WOKW

Sturgeon Bay, Wisconsin; United States;
- Frequency: 1260 kHz

Ownership
- Owner: Door County Radio Co.

History
- First air date: May 6, 1951
- Last air date: May 2, 1957
- Former frequencies: 1050 kHz (1951–1955)

Technical information
- Power: 1,000 watts (daytime only)

= WOKW (Wisconsin) =

WOKW was a radio station located in Sturgeon Bay, Wisconsin, United States, initially on 1050 AM before moving to 1260 AM on August 17, 1955, at 12:15 p.m. The station, which began broadcasting on May 6, 1951, was owned by Door County Radio Co., co-owned with the biweekly Door County Advocate newspaper, with a minority ownership held by the Bartell Group. That same year, two of the original stockholders, Mr. and Mrs. Sumner Harris, were killed in their home.
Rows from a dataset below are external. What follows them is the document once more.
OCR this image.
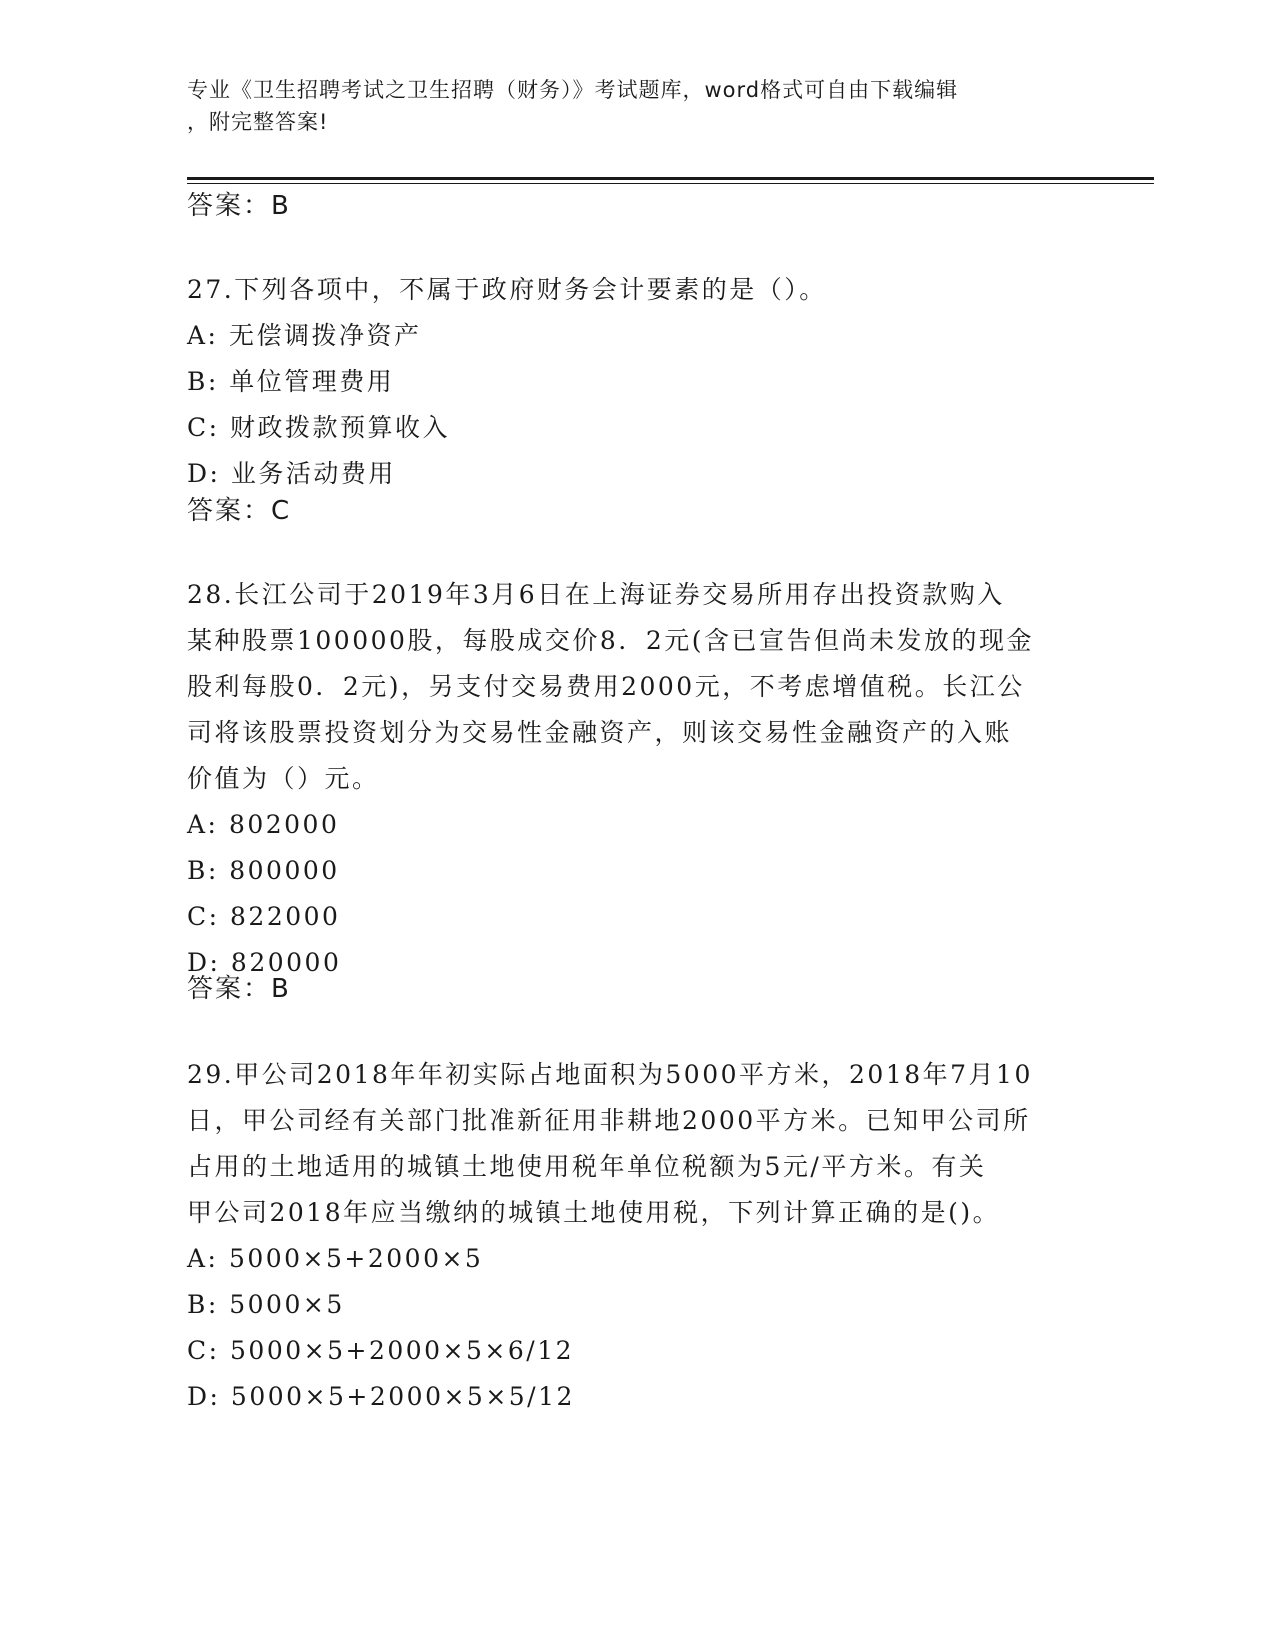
专业《卫生招聘考试之卫生招聘（财务）》考试题库，word格式可自由下载编辑
，附完整答案!
答案：B
27.下列各项中，不属于政府财务会计要素的是（）。
A: 无偿调拨净资产
B: 单位管理费用
C: 财政拨款预算收入
D: 业务活动费用
答案：C
28.长江公司于2019年3月6日在上海证券交易所用存出投资款购入
某种股票100000股，每股成交价8．2元(含已宣告但尚未发放的现金
股利每股0．2元)，另支付交易费用2000元，不考虑增值税。长江公
司将该股票投资划分为交易性金融资产，则该交易性金融资产的入账
价值为（）元。
A: 802000
B: 800000
C: 822000
D: 820000
答案：B
29.甲公司2018年年初实际占地面积为5000平方米，2018年7月10
日，甲公司经有关部门批准新征用非耕地2000平方米。已知甲公司所
占用的土地适用的城镇土地使用税年单位税额为5元/平方米。有关
甲公司2018年应当缴纳的城镇土地使用税，下列计算正确的是()。
A: 5000×5+2000×5
B: 5000×5
C: 5000×5+2000×5×6/12
D: 5000×5+2000×5×5/12
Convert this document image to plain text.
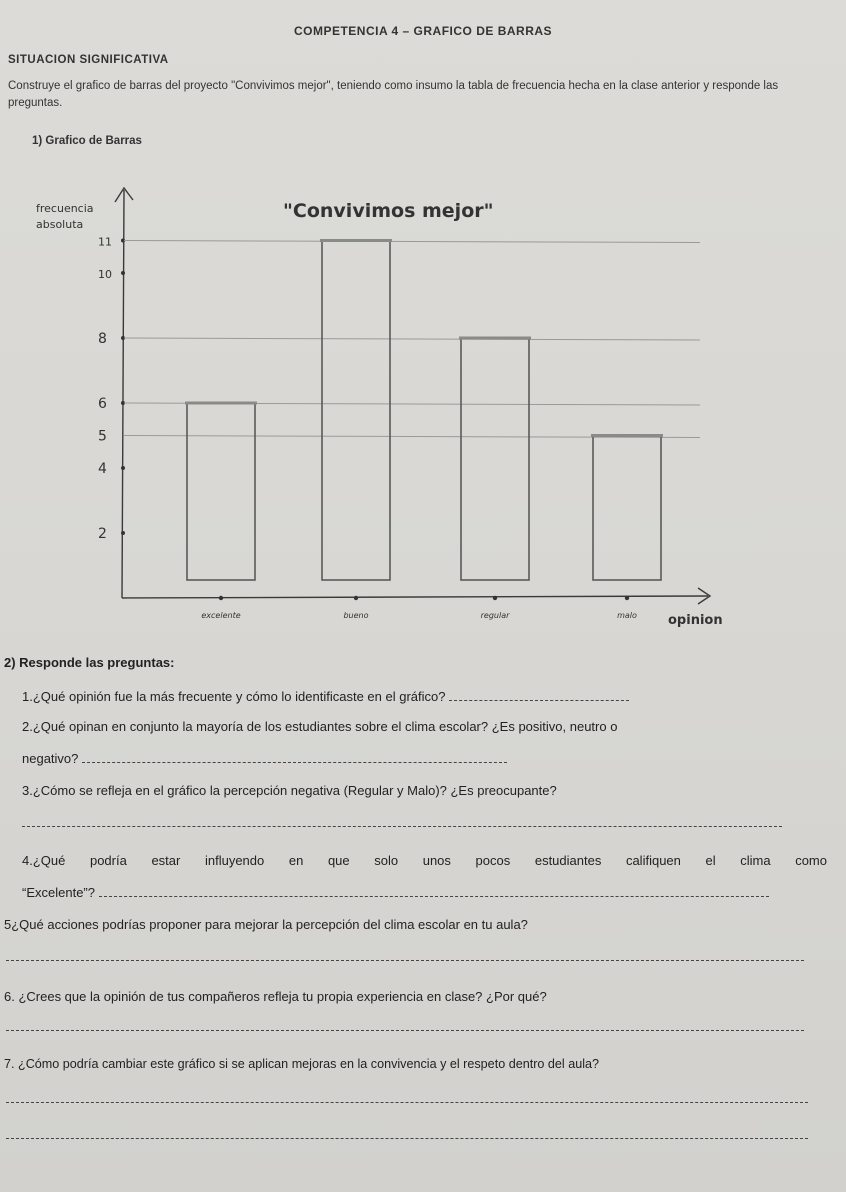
COMPETENCIA 4 – GRAFICO DE BARRAS
SITUACION SIGNIFICATIVA
Construye el grafico de barras del proyecto "Convivimos mejor", teniendo como insumo la tabla de frecuencia hecha en la clase anterior y responde las preguntas.
1) Grafico de Barras
"Convivimos mejor"
frecuencia
absoluta
opinion
2
4
5
6
8
10
11
excelente	bueno	regular	malo
2) Responde las preguntas:
1.¿Qué opinión fue la más frecuente y cómo lo identificaste en el gráfico?
2.¿Qué opinan en conjunto la mayoría de los estudiantes sobre el clima escolar? ¿Es positivo, neutro o
negativo?
3.¿Cómo se refleja en el gráfico la percepción negativa (Regular y Malo)? ¿Es preocupante?
4.¿Qué podría estar influyendo en que solo unos pocos estudiantes califiquen el clima como
“Excelente”?
5¿Qué acciones podrías proponer para mejorar la percepción del clima escolar en tu aula?
6. ¿Crees que la opinión de tus compañeros refleja tu propia experiencia en clase? ¿Por qué?
7. ¿Cómo podría cambiar este gráfico si se aplican mejoras en la convivencia y el respeto dentro del aula?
Their son, Chandler F. Harris, became the controlling stockholder by then also buying out Bartell's shares; Bartell had agreed to be a part-owner long enough to get the station established.

WOKW ceased broadcasting on May 2, 1957, and merged with the other station in Sturgeon Bay, WDOR. A merger of the two stations had been discussed for two years, as it was felt that the community could not sustain both of them.